I started to cry. And after crying for a few minutes I suddenly had a picture in my mind of Hushpuppy when she turned around and faced her fears.

And I realized that's what I had to do. I had to be strong and face my fears.

And it's a good thing I did. Because other than not waking up, my biggest fear really was that this wouldn't work. That there is no solution to my ongoing pain. So you can imagine how discouraged I felt when the post-op instructions nurse said to me, "If you experience relief from your pain, it's just temporary. The pain will be back later today."


Today's procedure is just a test, she explained. The doctor would inject a numbing agent and like novacaine, it only numbs temporarily. The point is to see if these are the nerves causing me the pain. If it works, and my pain is eased, then the doctor performs the second procedure, which burns the nerve endings and provides a more permanent solution.

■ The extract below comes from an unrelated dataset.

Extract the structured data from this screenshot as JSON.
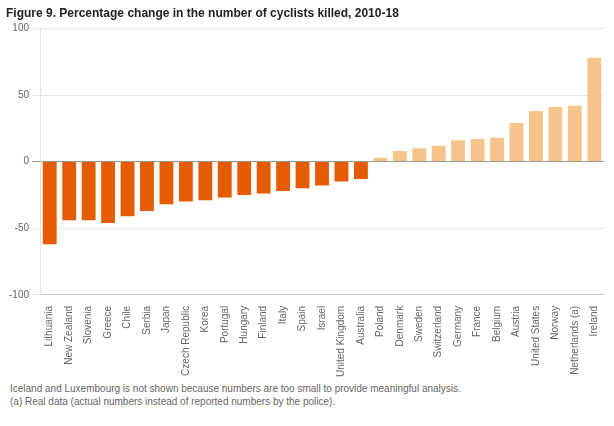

Finally they take me into the OR. And it's freezing in there. I lie on my stomach with my arms over my head and they strap me to the table. Everything is ready but we're waiting and waiting for the x-ray people to come in. The nurse and the anesthetist debate what music to listen to and the guy puts on a band called Chevelle (like the car) and all I can say about that is it wasn't exactly relaxing music.

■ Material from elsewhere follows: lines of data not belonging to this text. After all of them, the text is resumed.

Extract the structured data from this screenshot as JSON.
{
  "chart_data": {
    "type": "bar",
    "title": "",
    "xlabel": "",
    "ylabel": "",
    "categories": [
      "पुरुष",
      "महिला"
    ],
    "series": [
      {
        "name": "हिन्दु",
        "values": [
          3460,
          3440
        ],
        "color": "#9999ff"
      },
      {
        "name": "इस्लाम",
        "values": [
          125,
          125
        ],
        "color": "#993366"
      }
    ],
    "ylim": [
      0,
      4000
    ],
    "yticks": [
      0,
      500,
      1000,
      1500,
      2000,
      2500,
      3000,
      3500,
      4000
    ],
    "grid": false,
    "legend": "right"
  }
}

I tell him, "Next time I come in, can you put something in my IV to relax me?" Because I'm thinking a little valium or something an hour and a half ago wouldn't have been a horrible idea. And he says, "I have something to relax you" because he's holding this giant syringe of white milky-looking substance. It's propofol - the anesthetic that Michael Jackson foolishly used as sleep meds. The anesthetist plugs it into my IV and my arm feels really cold and I mutter "Here it comes" or maybe I didn't say it out loud.

Then I opened my eyes and I was on my back and I said, "Is it done?" and a post-op nurse who was either having a bad day or just isn't a very friendly person said that it was. Anesthesia is weird. It's not like sleeping. When you wake up, you know you've been asleep. When you come to from anesthesia, it's from a split second of black.

The good news is -- IT WORKED. There was still some muscle tightness but the bone-crushing pain was GONE. I'm a little discouraged that it will be back (and that I have to wait two more weeks for the other surgery), but for the first time in 30 years I feel like I have real true hope for relief.